The 1,000-page report on seven-times Tour de France winner Lance Armstrong is a hammer blow to the reputation of the man who fought his way back from cancer to become perhaps the most dominant cyclist in history.
With relentless detail, the US Anti-Doping Agency makes the case that Armstrong cheated by taking performance-enhancing drugs throughout the 1990s. The former champion's lawyers have attacked the report as "a one-sided hatchet job". But Armstrong's refusal to contest the report cannot but look like an admission of guilt and the reputation of a man who was once a sporting titan is in tatters.

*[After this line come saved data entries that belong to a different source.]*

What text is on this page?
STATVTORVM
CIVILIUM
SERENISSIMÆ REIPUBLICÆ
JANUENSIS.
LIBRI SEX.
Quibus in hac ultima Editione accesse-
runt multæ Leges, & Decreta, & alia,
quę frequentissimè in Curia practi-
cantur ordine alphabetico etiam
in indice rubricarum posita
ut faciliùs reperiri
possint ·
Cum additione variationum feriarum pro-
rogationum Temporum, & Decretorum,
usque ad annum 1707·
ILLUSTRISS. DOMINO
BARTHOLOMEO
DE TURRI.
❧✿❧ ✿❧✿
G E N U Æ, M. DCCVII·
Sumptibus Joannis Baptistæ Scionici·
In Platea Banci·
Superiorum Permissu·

But the problem goes far beyond one person. The report also shows up deficiencies in the crackdown on the abuse of drugs in top-level cycling. Consistently the sport's authorities failed to keep abreast of the latest techniques and technologies used by athletes, and their doctors, to avoid testing positive – such as injecting the banned blood booster erythropoietin (EPO) directly into veins and using hypoxic chambers to reduce the efficacy of drug tests. The administration of testosterone and blood transfusions were crafty, too.

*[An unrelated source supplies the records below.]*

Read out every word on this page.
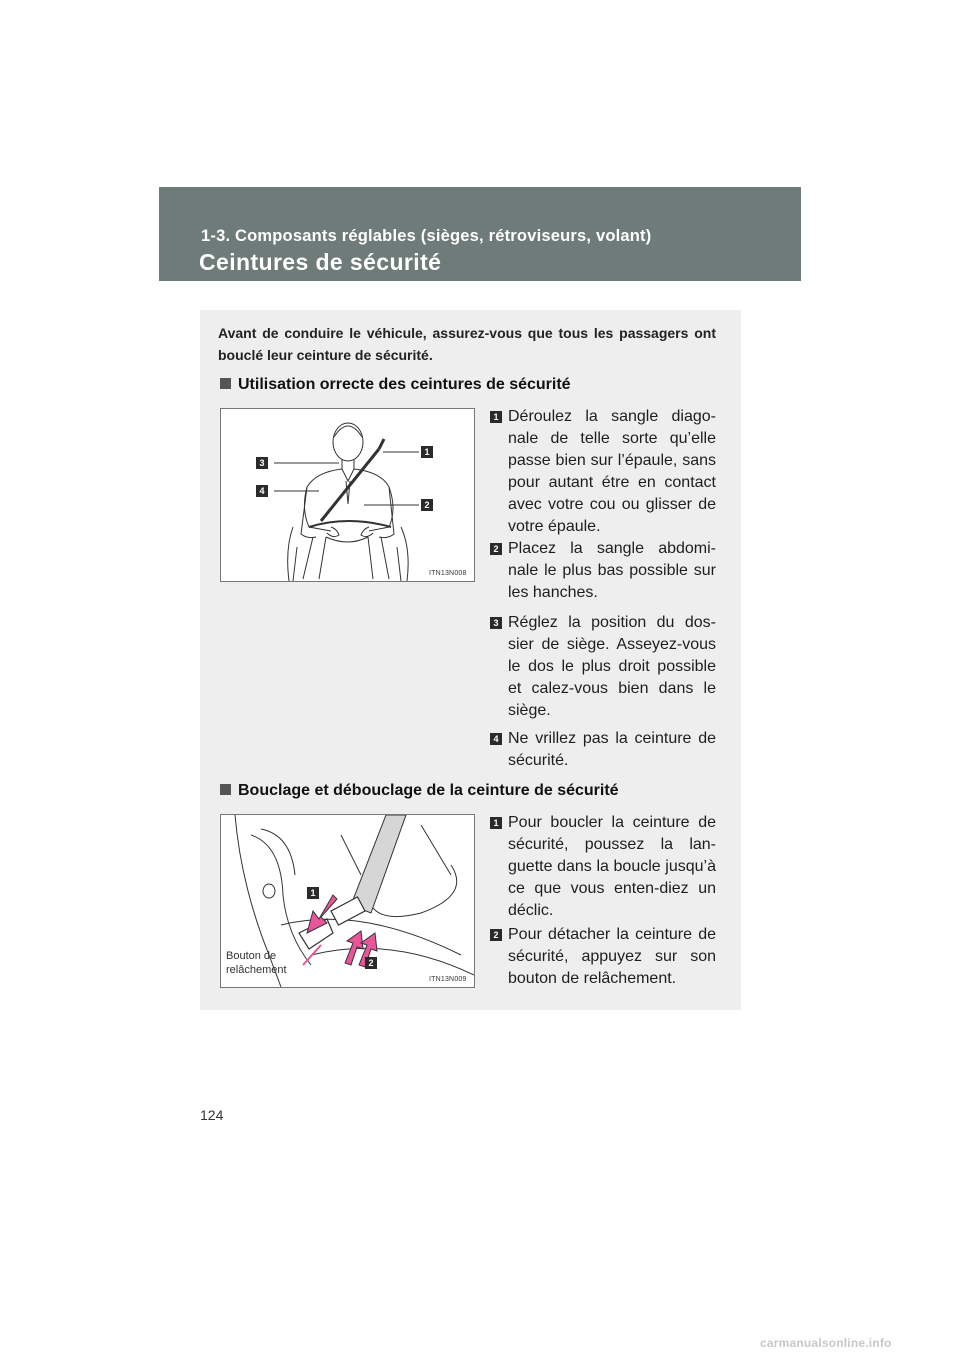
1-3. Composants réglables (sièges, rétroviseurs, volant)
Ceintures de sécurité
Avant de conduire le véhicule, assurez-vous que tous les passagers ont bouclé leur ceinture de sécurité.
Utilisation orrecte des ceintures de sécurité
1
2
3
4
ITN13N008
1 Déroulez la sangle diago-nale de telle sorte qu’elle passe bien sur l’épaule, sans pour autant étre en contact avec votre cou ou glisser de votre épaule.
2 Placez la sangle abdomi-nale le plus bas possible sur les hanches.
3 Réglez la position du dos-sier de siège. Asseyez-vous le dos le plus droit possible et calez-vous bien dans le siège.
4 Ne vrillez pas la ceinture de sécurité.
Bouclage et débouclage de la ceinture de sécurité
1
2
Bouton de relâchement
ITN13N009
1 Pour boucler la ceinture de sécurité, poussez la lan-guette dans la boucle jusqu’à ce que vous enten-diez un déclic.
2 Pour détacher la ceinture de sécurité, appuyez sur son bouton de relâchement.
124
carmanualsonline.info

Admittedly, combating such tricks is not easy. Cheats are always one step ahead of regulators, in sport as they are in other walks of life. But it is fair to ask why the authorities did not apply greater scrutiny when the US team unaccountably began to win the world's greatest race over and over again.

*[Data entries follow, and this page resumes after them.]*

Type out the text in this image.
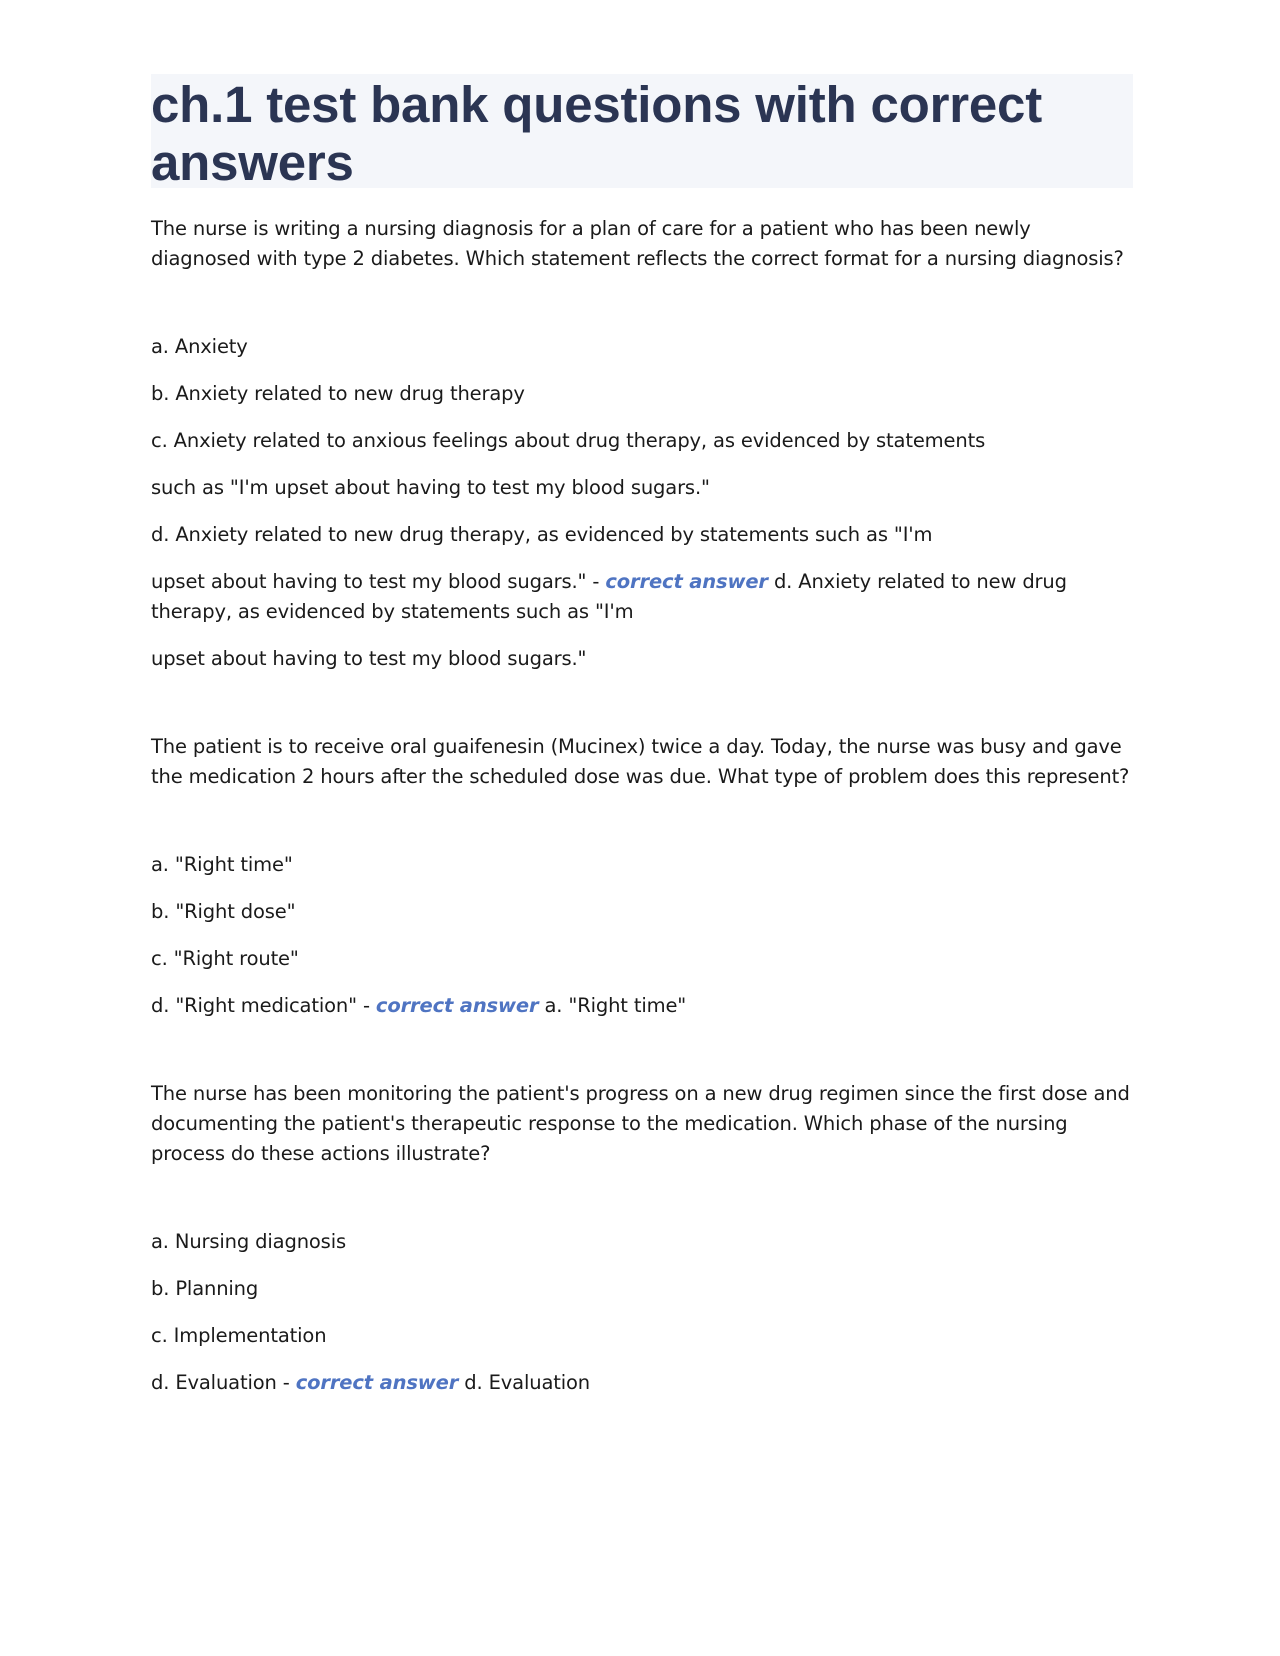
ch.1 test bank questions with correct answers

The nurse is writing a nursing diagnosis for a plan of care for a patient who has been newly diagnosed with type 2 diabetes. Which statement reflects the correct format for a nursing diagnosis?

a. Anxiety

b. Anxiety related to new drug therapy

c. Anxiety related to anxious feelings about drug therapy, as evidenced by statements

such as "I'm upset about having to test my blood sugars."

d. Anxiety related to new drug therapy, as evidenced by statements such as "I'm

upset about having to test my blood sugars." - correct answer d. Anxiety related to new drug therapy, as evidenced by statements such as "I'm

upset about having to test my blood sugars."

The patient is to receive oral guaifenesin (Mucinex) twice a day. Today, the nurse was busy and gave the medication 2 hours after the scheduled dose was due. What type of problem does this represent?

a. "Right time"

b. "Right dose"

c. "Right route"

d. "Right medication" - correct answer a. "Right time"

The nurse has been monitoring the patient's progress on a new drug regimen since the first dose and documenting the patient's therapeutic response to the medication. Which phase of the nursing process do these actions illustrate?

a. Nursing diagnosis

b. Planning

c. Implementation

d. Evaluation - correct answer d. Evaluation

The Usada report uncovered what it calls "the most sophisticated, professionalised and successful doping programme that sport has ever seen". The conspiracy was widespread, involving doping doctors, drug smugglers and a small army of individuals inside and outside the US team and the wider cycling fraternity. Someone in the testing authorities was also passing inside information to Armstrong et al as to when tests were to be made. Excoriating one individual will not be enough to give cycling a clean bill of health.